The Terminator

Aug 27, 2013

So here you are, a Gulf Fritillary caterpillar, chowing down on the leaves of a passionflower vine.

Your mother laid an egg, you hatched into a caterpillar, and you're eating as much as you can before you spin into a chrysalis and then emerge, as a butterfly, ready to start the life cycle over again.

You are not aware of the European paper wasp, its long legs dangling, moving through the leaves and eating the newly laid eggs around you. The wasp lurks in the deep, dark shadows as you finish one bite and reach for another.

Then you see the predator coming after you.

It does not end well for you. You have become protein for the wasp to feed its young.

You never had a chance to become a butterfly.

For several weeks now, the European paper wasps (Polistes dominula) have wreaked havoc on the Gulf Frit population on our Passiflora. Sometimes they pair up in twos, sometimes in threes and fours, and once a horde of five descended

They follow the fluttering butterflies as they touch down on a leaf to lay an egg. Then they eat the eggs, kill the caterpillars, and tear apart the chrysalids.
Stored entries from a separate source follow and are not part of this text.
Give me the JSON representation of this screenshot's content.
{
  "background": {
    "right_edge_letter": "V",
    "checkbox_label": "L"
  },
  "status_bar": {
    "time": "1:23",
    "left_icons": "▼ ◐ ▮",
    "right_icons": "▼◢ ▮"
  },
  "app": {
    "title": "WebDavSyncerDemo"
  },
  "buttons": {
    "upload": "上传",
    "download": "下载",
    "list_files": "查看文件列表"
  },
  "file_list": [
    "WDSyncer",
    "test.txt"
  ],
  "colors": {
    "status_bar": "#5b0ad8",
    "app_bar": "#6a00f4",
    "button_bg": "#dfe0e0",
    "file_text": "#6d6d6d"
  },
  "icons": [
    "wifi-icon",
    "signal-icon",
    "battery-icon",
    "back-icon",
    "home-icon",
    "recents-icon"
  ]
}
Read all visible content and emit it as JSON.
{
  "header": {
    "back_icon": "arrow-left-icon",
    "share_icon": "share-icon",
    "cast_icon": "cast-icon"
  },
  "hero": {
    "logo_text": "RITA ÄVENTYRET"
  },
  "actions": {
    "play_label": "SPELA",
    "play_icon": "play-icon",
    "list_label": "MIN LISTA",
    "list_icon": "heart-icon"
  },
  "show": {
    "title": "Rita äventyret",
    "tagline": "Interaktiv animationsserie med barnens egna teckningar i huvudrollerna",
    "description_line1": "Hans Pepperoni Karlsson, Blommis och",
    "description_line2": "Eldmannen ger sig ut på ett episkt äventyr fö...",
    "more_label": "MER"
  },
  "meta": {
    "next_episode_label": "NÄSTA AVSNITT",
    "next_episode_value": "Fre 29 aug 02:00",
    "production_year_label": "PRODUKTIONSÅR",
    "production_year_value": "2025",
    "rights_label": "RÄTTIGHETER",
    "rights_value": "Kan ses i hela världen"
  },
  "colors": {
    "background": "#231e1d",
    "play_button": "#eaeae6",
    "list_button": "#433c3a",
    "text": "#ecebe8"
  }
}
European paper wasps are relatively new invaders from Europe; they were first spotted in the United States in 1981 in Massachusetts. They are now colonizing the entire country, taking over the native wasps' territory.

There's good news and then there's bad news. If you like having European paper wasps around to prey on the larvae of hornworms, cabbageworms and tent caterpillars, then you may consider them beneficial insects. But if you're trying to rear a few butterflies, such as the Gulf Fritillaries (Agraulis vanillae), then they're Public Enemy No. 1.

Studies show that they can also be cunning.

According to an article out of Michigan State University: "A Cornell University researcher has found that certain female wasps, without nests of their own, 'sit and wait' for an opportunity to adopt an orphaned nest or hijack a nest from another queen. These sit-and-wait female wasps prefer to adopt the most mature nests, probably because these nests will produce workers the soonest, and colonies with workers are very likely to survive. Once a queen adopts a nest she will eat the former queen's eggs and young larvae and replace them with her own eggs. The older larvae and pupae, which belonged to the former queen, are allowed to complete development and may eventually help rear the adopting female's offspring. Ferocious hunters, paper wasps feast on caterpillars."

"The nests are usually founded by a single Queen or Foundress, who starts her nest in May having hibernated as a mated queen throughout the winter often in the company of all the other mated females from their parental nest."

See photos of European paper wasps on BugGuide.net.

Meanwhile, we figure that only about 10 percent of the Gulf Frit eggs will ever make it into butterflies--no thanks to assorted predators.

But a few will make it, and what spectacular butterflies they will be!